About two dozen people line Woodville Highway, between the elementary school bearing the same name, and a nondescript storefront building with a sign out front that reads “Closed for Prayer at 2. Will reopen Friday afternoon”.
“Nobody here in Woodville really knew it was going on," says Christina Wortham. She's standing a few steps away in front of a grocery store, holding a protest sign. "Children go in there all the time, and I think that’s the main thing. No one is comfortable with them [sex offenders and predators] all under one roof.”
The number of protestors, outnumbers those in support. But there are some, like Karissa Martin, who defend the church. She’s standing in front of Good Samaritan’s roped off entrance, and four other people are with her.
“ I don’t agree with their [sex offenders and predators] actions," she says, "But everyone deserves a second chance."
Good Samaritan opened a transition center for homeless men, most of them sex offenders and predators last month. It did that with the approval of the county for a change of use for the building. Residents only found out about the center a few days ago. It has sparked outrage in the small town, and many people say they were left in the dark.
The Leon County School District held an emergency meeting Thursday at Woodville Elementary.
About a hundred people crammed into the school's tiny library to hear from Leon County Sheriff Mike Wood, County Commissioner Bill Proctor and school Superintendent Jackie Pons. But the man who got the most questions is Glenn Burns, pastor of Good Samaritan. The church previously ran a homeless shelter in downtown Tallahassee that closed a few years ago. And when the city’s new shelter stopped accepting sex offenders and predators, Burns says he volunteered to help:
“So we took the responsibility, but we told them [city/county officials] at the time...I need help from everybody. This is not our problem, our field, [it's] our community's issue, and everyone promised me they would help. And no one has talked to me since."

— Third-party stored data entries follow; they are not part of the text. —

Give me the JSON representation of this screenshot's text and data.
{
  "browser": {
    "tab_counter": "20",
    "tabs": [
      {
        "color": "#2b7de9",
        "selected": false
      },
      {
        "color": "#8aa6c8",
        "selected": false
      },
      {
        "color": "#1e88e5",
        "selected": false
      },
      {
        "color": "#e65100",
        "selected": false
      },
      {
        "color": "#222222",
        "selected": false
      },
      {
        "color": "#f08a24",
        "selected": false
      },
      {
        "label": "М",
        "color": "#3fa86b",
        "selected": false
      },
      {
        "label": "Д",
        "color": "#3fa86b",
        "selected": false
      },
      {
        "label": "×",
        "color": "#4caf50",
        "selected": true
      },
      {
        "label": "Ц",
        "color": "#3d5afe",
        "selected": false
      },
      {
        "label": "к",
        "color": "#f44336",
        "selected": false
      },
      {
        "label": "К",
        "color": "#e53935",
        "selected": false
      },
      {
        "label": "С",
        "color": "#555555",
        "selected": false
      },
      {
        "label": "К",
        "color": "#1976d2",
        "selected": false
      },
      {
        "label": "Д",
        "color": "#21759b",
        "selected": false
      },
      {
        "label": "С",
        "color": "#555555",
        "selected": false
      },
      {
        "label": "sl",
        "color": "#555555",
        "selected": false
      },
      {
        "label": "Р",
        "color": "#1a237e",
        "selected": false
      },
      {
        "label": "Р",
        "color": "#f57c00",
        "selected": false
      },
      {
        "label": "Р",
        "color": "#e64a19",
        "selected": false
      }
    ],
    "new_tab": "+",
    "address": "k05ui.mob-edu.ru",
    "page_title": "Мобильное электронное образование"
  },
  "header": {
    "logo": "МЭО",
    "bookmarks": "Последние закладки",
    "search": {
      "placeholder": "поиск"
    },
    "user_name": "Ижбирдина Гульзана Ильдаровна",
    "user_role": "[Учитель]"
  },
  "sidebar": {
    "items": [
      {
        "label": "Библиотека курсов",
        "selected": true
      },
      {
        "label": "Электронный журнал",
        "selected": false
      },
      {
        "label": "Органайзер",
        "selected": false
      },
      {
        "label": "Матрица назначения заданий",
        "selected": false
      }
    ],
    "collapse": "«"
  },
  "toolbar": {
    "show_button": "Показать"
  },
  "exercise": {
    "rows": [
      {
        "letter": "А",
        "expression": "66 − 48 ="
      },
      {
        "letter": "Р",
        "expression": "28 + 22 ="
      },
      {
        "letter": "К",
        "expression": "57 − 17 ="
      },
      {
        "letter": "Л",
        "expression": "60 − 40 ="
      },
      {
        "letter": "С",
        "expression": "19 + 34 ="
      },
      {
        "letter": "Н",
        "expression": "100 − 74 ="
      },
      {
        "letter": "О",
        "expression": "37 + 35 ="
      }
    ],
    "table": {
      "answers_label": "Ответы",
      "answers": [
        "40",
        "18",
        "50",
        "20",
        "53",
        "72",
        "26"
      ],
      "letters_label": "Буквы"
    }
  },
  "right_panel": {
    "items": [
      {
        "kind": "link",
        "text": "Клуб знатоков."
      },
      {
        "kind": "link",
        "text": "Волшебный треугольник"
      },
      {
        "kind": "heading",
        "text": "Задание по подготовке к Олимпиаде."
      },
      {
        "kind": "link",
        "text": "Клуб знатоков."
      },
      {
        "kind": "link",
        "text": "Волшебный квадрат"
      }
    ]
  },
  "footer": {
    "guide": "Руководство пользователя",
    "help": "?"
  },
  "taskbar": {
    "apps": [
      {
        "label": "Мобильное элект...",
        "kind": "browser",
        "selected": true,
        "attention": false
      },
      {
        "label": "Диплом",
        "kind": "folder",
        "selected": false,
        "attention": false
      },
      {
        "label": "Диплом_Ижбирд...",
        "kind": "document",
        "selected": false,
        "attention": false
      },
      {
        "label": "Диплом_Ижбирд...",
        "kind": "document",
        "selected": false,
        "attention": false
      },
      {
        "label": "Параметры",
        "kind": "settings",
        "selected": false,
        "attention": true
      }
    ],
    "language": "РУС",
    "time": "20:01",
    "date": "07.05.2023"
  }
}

Burns says he won’t fight a cease-and-desist order from the county. It’s giving the church seven days to close the center. Burns says the Department of Corrections has agreed to house some of the men, and others have found new places to stay. But there are about five who have nowhere to go.
“Wherever we go, in any community, anywhere no one will ever approve it," he says. "It will have to be a place where no one is there--but, it is what it is. This isn’t our vendetta, or our cause. We were asked by the community to help with this, and nobody helped us. Now we’re going to get some help, I believe.”
Some residents say they want the entire church gone. Meanwhile, Leon County Commissioner Bill Proctor admits the county made mistakes. It was aware of what the church wanted to do, even told it what paperwork to file. Proctor says he plans to raise the issue at the next county commission meeting. Meanwhile, the question of where and how to house sex offenders in Leon County has not been answered. Residents of Fort Braden are concerned about a planned community to house sex offenders and predators. It’s stoking concerns about safety.
*Correction: The church was granted a change of use permit, not a zoning change. A zoning change involves public meetings.